A Herdade da Coitadinha vê-se desta forma associada à Guerra Civil de Espanha pela existência de um Campo de Concentração (talvez mais correcto seja a utilização do termo Campo de Refugiados), pela forma como todos aqueles que ali se encontravam, que funcionou durante quase três meses. A solidariedade manifestava-se pela alimentação que era fornecida, tanto pelos barranquenhos e, em particular, pelos proprietários, como pelo Estado português, pelas roupas que eram doadas, em particular às crianças, para além da segurança que estava imanente à sua presença ali.

O campo era uma estrutura muito rudimentar em que uma das poucas construções efectuadas foi uma espécie de casa de banho dividida em duas partes, feita em chapas de zinco e troncos de azinheira, separando desta forma a área de utilização de mulheres e homens.

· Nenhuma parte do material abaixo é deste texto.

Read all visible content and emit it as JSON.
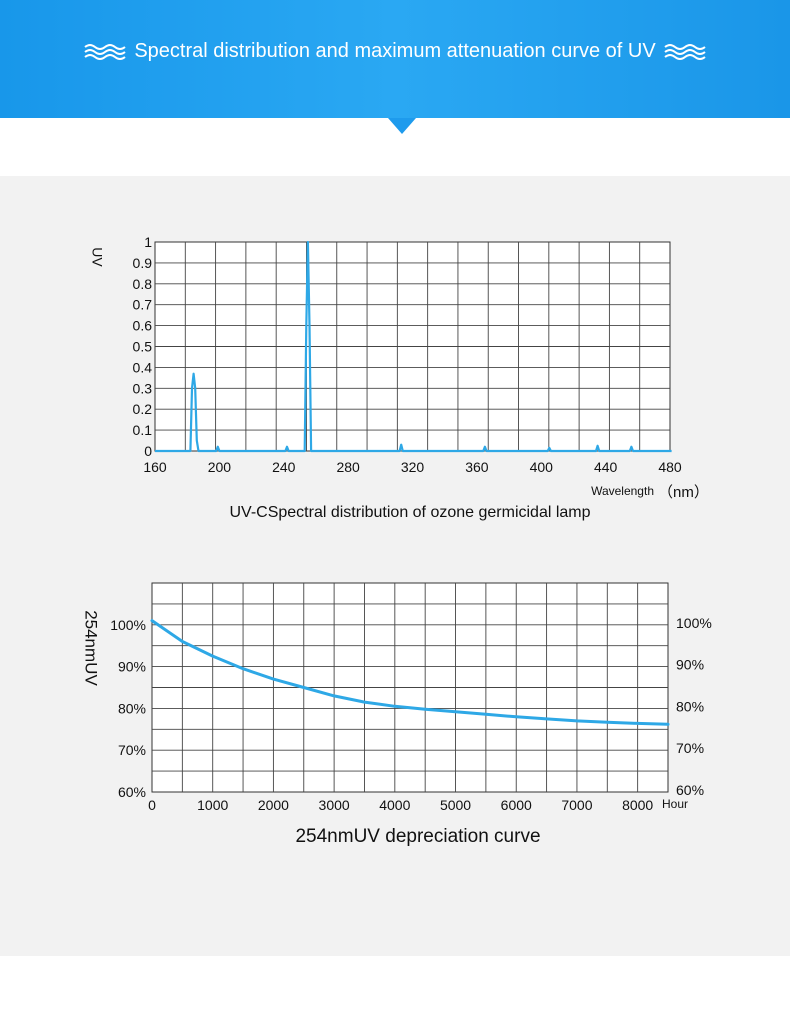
{
  "header": {
    "title": "Spectral distribution and maximum attenuation curve of UV",
    "left_icon": "wave-icon",
    "right_icon": "wave-icon",
    "color": "#1e9bed"
  },
  "chart_data": [
    {
      "type": "line",
      "title": "UV-CSpectral distribution of ozone germicidal lamp",
      "ylabel": "UV",
      "xlabel": "Wavelength",
      "xunit": "（nm）",
      "xlim": [
        160,
        480
      ],
      "ylim": [
        0,
        1
      ],
      "xticks": [
        160,
        200,
        240,
        280,
        320,
        360,
        400,
        440,
        480
      ],
      "xtick_labels": [
        "160",
        "200",
        "240",
        "280",
        "320",
        "360",
        "400",
        "440",
        "480"
      ],
      "yticks": [
        0,
        0.1,
        0.2,
        0.3,
        0.4,
        0.5,
        0.6,
        0.7,
        0.8,
        0.9,
        1
      ],
      "ytick_labels": [
        "0",
        "0.1",
        "0.2",
        "0.3",
        "0.4",
        "0.5",
        "0.6",
        "0.7",
        "0.8",
        "0.9",
        "1"
      ],
      "grid": true,
      "line_color": "#2ea8e6",
      "series": [
        {
          "x": [
            160,
            182,
            183,
            184,
            185,
            186,
            187,
            198,
            199,
            200,
            241,
            242,
            243,
            253,
            254,
            255,
            256,
            257,
            312,
            313,
            314,
            364,
            365,
            366,
            404,
            405,
            406,
            434,
            435,
            436,
            436.5,
            455,
            456,
            457,
            481
          ],
          "y": [
            0,
            0,
            0.3,
            0.37,
            0.3,
            0.05,
            0,
            0,
            0.02,
            0,
            0,
            0.02,
            0,
            0,
            0.6,
            1,
            0.6,
            0,
            0,
            0.03,
            0,
            0,
            0.02,
            0,
            0,
            0.015,
            0,
            0,
            0.025,
            0,
            0,
            0,
            0.02,
            0,
            0
          ]
        }
      ]
    },
    {
      "type": "line",
      "title": "254nmUV depreciation curve",
      "ylabel": "254nmUV",
      "xunit": "Hour",
      "xlim": [
        0,
        8500
      ],
      "ylim": [
        60,
        110
      ],
      "xticks": [
        0,
        1000,
        2000,
        3000,
        4000,
        5000,
        6000,
        7000,
        8000
      ],
      "xtick_labels": [
        "0",
        "1000",
        "2000",
        "3000",
        "4000",
        "5000",
        "6000",
        "7000",
        "8000"
      ],
      "yticks": [
        60,
        70,
        80,
        90,
        100
      ],
      "ytick_labels": [
        "60%",
        "70%",
        "80%",
        "90%",
        "100%"
      ],
      "right_ticks": [
        60,
        70,
        80,
        90,
        100
      ],
      "right_tick_labels": [
        "60%",
        "70%",
        "80%",
        "90%",
        "100%"
      ],
      "grid": true,
      "line_color": "#2ea8e6",
      "series": [
        {
          "x": [
            0,
            500,
            1000,
            1500,
            2000,
            2500,
            3000,
            3500,
            4000,
            4500,
            5000,
            5500,
            6000,
            6500,
            7000,
            7500,
            8000,
            8500
          ],
          "y": [
            101,
            96,
            92.5,
            89.5,
            87,
            85,
            83,
            81.5,
            80.5,
            79.8,
            79.2,
            78.6,
            78,
            77.5,
            77,
            76.7,
            76.4,
            76.2
          ]
        }
      ]
    }
  ]
}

Acoitados entre estevas e azinheiras, os refugiados viviam protegidos pela Brigada Fiscal de Safara, que para ali tinha sido destacada para proteger a zona da fronteira, bastante povoada do lado espanhol, e muito acicatada pelos militares falangistas que, quase sempre não faziam prisioneiros, mas mortos.

Apesar de pouco divulgada esta estrutura marca bastante a memória da população de Barrancos, uma estrutura que tem ainda hoje como única referência física o Poço da Ferradura, e de onde se abasteciam os cerca de setecentos refugiados fugidos à violência das tropas que ocuparam as povoações espanholas da região de Barrancos.



Na memória, serve sobretudo a coragem do Tenente Seixas que, desobedecendo aos seus superiores hierárquicos, assumiu a segurança de todos os espanhóis em fuga que entendiam ficar sobre o seu controlo e viu-se por isso castigado sendo compulsivamente reformado.